Who would you invite to your final meal? Probably your family, close friends, and pretty much anyone else who’s had a positive impact on your life, right? How about the girl who bullied you in middle school or the guy who cut you off in traffic? Any chance you’d invite your coworker who threw you under the bus in a meeting with your manager or the neighbor whose car is always parked in front of your yard? Of course not! We as human beings are naturally drawn to people with similar interests and desires and tend to stay away from those who bug, annoy, or pester us.
When we break into this story in Matthew 26, Jesus invites to dinner the man who would soon betray Him unto death.

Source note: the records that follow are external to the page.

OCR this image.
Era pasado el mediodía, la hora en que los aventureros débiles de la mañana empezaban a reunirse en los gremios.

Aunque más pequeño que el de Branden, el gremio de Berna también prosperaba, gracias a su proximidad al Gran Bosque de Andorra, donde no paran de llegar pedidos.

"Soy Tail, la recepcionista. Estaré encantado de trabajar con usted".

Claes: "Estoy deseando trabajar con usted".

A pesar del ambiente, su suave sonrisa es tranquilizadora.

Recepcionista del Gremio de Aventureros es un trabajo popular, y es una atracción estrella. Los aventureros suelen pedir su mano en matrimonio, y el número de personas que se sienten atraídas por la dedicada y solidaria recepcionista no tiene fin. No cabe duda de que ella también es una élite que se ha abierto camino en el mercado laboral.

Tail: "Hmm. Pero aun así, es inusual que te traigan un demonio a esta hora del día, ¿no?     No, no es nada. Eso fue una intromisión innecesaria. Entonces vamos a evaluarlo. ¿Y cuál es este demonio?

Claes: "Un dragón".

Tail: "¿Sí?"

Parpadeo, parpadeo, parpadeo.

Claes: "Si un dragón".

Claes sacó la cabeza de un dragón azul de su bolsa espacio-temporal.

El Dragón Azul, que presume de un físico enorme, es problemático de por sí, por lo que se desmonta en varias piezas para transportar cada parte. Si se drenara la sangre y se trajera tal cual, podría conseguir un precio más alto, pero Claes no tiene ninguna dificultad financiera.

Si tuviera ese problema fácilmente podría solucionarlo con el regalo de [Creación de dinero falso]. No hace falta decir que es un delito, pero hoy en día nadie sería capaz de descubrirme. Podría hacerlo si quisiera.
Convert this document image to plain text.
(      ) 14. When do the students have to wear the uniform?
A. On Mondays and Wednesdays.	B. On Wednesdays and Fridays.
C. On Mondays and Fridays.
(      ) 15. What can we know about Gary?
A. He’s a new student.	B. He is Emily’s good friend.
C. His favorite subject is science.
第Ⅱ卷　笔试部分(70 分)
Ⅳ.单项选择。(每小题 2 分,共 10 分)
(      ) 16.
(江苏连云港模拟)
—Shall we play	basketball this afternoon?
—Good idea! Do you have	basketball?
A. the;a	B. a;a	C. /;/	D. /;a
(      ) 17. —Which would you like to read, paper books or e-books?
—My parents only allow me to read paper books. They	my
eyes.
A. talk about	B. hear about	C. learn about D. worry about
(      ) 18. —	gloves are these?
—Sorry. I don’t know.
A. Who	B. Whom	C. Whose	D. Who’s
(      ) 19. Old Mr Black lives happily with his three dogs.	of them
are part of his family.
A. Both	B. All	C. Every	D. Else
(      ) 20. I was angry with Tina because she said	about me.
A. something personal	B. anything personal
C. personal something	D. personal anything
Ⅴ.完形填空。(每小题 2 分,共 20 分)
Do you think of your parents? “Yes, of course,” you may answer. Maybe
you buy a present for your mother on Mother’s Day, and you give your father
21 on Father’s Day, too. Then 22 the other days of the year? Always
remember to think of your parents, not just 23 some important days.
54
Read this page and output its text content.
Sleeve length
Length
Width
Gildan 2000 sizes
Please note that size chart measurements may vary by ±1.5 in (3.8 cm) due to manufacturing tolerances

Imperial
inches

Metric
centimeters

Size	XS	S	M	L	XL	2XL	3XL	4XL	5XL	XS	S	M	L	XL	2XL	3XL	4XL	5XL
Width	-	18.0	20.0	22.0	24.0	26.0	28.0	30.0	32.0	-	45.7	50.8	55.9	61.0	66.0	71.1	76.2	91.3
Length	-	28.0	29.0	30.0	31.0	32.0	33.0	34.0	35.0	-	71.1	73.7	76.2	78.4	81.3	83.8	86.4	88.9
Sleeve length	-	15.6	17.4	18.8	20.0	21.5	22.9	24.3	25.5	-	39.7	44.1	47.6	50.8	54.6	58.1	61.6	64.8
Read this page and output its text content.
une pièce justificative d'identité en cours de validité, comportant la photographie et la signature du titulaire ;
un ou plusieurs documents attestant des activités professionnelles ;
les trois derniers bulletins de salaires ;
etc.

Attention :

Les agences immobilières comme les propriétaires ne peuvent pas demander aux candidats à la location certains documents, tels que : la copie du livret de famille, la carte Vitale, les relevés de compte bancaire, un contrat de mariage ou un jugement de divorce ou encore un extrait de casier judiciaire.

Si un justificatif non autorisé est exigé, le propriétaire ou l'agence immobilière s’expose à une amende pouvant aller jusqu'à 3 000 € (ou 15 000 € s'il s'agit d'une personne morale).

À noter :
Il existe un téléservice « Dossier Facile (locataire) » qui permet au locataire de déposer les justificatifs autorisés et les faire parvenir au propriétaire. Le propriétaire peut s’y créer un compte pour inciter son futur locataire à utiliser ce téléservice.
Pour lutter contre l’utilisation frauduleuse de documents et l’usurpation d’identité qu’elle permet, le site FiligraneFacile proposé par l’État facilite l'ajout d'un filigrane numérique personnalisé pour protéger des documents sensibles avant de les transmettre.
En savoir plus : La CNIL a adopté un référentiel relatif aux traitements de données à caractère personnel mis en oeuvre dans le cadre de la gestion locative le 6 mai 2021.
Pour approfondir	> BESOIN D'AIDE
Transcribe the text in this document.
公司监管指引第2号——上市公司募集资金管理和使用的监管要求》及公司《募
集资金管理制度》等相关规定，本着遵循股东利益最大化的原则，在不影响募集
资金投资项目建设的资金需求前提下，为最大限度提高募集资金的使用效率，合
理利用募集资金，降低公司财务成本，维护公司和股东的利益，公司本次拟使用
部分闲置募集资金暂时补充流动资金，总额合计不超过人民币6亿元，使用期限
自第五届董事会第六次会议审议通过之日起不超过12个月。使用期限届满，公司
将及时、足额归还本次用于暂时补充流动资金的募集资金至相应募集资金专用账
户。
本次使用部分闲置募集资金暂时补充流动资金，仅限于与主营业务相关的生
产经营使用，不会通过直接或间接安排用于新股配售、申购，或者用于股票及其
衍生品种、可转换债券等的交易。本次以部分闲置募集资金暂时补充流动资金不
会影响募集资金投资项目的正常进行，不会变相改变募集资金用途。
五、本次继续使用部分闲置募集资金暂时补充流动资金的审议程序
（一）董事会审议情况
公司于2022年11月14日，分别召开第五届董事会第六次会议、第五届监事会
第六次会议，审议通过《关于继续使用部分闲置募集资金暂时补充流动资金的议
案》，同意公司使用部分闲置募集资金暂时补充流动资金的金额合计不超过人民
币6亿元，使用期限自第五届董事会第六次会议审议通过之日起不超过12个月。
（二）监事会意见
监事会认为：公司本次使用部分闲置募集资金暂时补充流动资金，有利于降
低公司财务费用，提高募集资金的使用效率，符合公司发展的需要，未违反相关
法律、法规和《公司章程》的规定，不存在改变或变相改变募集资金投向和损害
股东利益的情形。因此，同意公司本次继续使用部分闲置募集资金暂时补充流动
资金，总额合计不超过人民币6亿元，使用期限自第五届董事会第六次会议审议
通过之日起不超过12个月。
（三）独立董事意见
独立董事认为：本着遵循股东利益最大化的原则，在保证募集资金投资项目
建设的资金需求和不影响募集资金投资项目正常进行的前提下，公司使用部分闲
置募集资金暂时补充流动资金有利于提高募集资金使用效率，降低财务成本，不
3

Judas Iscariot was chosen by the Lord Jesus to be a disciple, but it was no secret that one day he would betray the Son of God. “Jesus answered them [the disciples], ‘Did I not choose you, the Twelve? And yet one of you is a devil’” (John 6:70). Even though Jesus was aware that “a devil” was among His chosen disciples, it is apparent that Judas was not shunned or treated differently than the others.
In this chapter that includes what is known to many as The Last Supper, we can see the result of how Judas was treated by the Lord. When He told His disciples (v.21), “Truly, I say to you, one of you will betray me,” the group didn’t all make a collective sigh and look at Judas Iscariot. The Lord did not give an eye roll as if everyone already knew Judas would be the one to betray Him. The disciples’ response to the accusation tells us that Judas was not the immediate suspect. “And they were very sorrowful and began to say to him one after another, ‘Is it I, Lord?’” (v.22). This would indicate that each of the disciples was worried that he was the one who was going to betray Jesus! There was no bad-mouthing Judas behind his back or giving him the cold shoulder; Jesus treated him like He would treat a friend.
In Matthew’s account of The Last Supper, the Lord answered the disciples’ question in (v.23), saying, “He who has dipped his hand in the dish with me will betray me.” In that day, it was a custom for the host to offer a guest a piece of dipped bread as a gesture of special friendship during the meal. The Lord Jesus chose to do this with the man who had already agreed to betray Him as soon as he got the opportunity. Even as Judas approached the Lord Jesus in the Garden of Gethsemane, accompanied by a band of soldiers, Jesus said to him, “Friend, do what you came to do” (v.50).
I’m not sure about you, but I don’t think I’d refer to someone who sold me to the men who would ultimately put me to death as “friend.” However, that’s the difference between the heart of a sinful man and the character of the spotless Lamb of God. Jesus wasn’t interested in forming cliques within the group of disciples; He treated each of them as His friend. He did not ignore them, put them aside, chastise them, or anything like that, but rather fulfilled His own command to His disciples in Luke 6:28, “Bless those who curse you, pray for those who abuse you.” He commanded them—and ultimately, us!—to bless those who would curse you.
I can confidently say that I have failed miserably in this area. It’s not that I am hostile toward those with whom I have disagreements, but I certainly haven’t displayed the character of Christ in treating them the same way I would treat a friend. As I looked through this study, it was a challenge to my own heart to be more Christlike in this way. Especially in a world filled with vitriol and bitterness, may we seek to treat all with the kindness and care we would normally reserve for our own friends.